7 Facts About SQL Azure

The move to the cloud has been a big trend for technology vendors this year. However, businesses haven’t been so fast to follow. Moving to the cloud entails making many application-related changes. Even so, the cloud promises scalability and cost savings that make it worth considering. The cloud in this case is SQL Azure, formerly SQL Data Services, Microsoft’s SQL Server-based database cloud offering. Let’s look at seven things you need to know about SQL Azure.

1. SQL Azure is based on SQL Server.
Using SQL Azure is much like using an on-premise version of SQL Server. However, the initial release of SQL Azure offers only a subset of SQL Server’s features. SQL Azure will provide basic relational database capabilities but initially won’t offer BI functionality such as Analysis Services or Reporting Services.

2. SQL Azure runs on Microsoft hardware.
Servers hosted in Microsoft’s data centers provide the SQL Azure services. Databases you create on these servers are available on a global scale. Microsoft personnel perform the hardware operations and management.

3. SQL Azure supports T-SQL.
SQL Azure supports most T-SQL statements as well as a full range of DML and DDL commands. It doesn’t support commands that affect the underlying hardware, such as the resource governor. SQL Azure also supports most SQL Server data types including bigint, bit, decimal, int, money, numeric, smallint, smallmoney, tinyint and char, varchar, but not the LOB data types and not the newer geo-spatial data types.

4. SQL Azure uses TDS.
Just like on-premise SQL Server, SQL Azure supports client connections using the native SQL Server tabular data stream (TDS). You can create SQL Azure applications using a variety of development tools including Visual Studio, and you can use such middleware as ODBC, OLE DB, ADO.NET, or PHP. SQL Azure uses SQL Server authentication, not Windows.

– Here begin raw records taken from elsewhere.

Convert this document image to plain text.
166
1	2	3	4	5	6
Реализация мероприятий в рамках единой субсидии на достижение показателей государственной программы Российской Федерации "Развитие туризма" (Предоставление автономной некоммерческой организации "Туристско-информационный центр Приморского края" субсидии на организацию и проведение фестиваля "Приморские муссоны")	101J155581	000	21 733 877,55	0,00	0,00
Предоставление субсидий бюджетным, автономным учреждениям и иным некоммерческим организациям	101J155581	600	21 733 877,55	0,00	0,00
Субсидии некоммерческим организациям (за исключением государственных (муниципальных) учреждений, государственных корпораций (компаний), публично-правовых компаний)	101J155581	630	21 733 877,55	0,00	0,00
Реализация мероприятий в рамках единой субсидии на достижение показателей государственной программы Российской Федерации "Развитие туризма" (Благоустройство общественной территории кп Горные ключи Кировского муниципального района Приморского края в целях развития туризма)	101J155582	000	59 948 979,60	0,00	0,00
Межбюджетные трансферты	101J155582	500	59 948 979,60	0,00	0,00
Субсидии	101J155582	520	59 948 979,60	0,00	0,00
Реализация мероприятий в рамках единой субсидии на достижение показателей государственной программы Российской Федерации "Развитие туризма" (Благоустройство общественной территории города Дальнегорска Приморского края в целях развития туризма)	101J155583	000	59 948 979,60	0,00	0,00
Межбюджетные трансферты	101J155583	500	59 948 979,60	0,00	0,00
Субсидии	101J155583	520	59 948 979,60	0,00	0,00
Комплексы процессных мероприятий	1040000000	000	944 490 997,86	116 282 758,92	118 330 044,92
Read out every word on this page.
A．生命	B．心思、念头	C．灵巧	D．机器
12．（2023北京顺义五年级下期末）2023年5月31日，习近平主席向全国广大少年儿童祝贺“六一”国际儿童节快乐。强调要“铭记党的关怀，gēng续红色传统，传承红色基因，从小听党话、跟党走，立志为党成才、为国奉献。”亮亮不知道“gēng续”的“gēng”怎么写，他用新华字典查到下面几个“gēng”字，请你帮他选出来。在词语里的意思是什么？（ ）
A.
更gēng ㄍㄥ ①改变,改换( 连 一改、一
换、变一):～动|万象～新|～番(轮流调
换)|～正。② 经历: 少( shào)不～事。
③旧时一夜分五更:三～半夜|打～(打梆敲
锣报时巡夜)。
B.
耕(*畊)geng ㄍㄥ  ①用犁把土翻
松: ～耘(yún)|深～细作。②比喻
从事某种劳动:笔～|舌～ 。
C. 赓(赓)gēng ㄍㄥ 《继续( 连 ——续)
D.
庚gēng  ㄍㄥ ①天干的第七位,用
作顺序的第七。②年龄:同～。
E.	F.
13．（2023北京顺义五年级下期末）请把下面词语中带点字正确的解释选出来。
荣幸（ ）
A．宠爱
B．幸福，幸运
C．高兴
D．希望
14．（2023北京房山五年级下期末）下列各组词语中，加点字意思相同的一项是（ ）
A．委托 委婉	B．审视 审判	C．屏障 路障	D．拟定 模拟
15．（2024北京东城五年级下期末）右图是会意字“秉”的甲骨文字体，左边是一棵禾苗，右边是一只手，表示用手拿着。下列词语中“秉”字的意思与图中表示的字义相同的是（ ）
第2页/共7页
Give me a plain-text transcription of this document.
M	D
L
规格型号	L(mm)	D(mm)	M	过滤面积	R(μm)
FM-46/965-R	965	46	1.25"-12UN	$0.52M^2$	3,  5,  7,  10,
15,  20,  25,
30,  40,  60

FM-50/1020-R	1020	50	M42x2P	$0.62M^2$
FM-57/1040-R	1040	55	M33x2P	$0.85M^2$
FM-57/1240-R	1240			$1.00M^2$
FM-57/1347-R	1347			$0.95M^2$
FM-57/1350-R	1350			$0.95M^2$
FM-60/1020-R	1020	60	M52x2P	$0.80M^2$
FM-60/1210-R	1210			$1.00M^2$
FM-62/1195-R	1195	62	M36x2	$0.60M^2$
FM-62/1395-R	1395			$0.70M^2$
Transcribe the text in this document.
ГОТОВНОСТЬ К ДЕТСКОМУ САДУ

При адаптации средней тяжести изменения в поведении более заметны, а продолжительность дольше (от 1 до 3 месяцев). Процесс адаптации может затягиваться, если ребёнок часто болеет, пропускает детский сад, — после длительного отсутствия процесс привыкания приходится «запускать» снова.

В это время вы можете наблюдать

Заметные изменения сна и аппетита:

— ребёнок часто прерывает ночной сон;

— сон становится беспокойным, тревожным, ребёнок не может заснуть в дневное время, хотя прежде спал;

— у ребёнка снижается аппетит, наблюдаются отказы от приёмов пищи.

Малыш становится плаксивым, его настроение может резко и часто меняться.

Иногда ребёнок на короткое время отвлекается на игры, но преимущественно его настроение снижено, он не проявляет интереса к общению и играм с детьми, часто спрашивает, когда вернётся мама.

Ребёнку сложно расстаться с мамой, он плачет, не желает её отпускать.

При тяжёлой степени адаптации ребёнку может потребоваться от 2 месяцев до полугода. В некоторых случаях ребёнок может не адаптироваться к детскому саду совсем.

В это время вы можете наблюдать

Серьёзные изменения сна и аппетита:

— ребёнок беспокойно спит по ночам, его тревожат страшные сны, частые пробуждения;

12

5. SQL Azure is a service.
SQL Azure can’t access hardware, so you can’t do backup. Instead, you must use a data copy function like BCP. Other things that aren’t available include using sp_configure to change server options, and SQL Profiler.

6. SQL Azure comes in two editions.
SQL Azure Web Edition will support a maximum of 1GB of data and will be priced at $9.99 per month. SQL Azure Business edition will include up to 10GB of data and will cost $99.99 per month.

7. SQL Azure goes live in November.
You can check out the SQL Azure CTP at the MSDN site.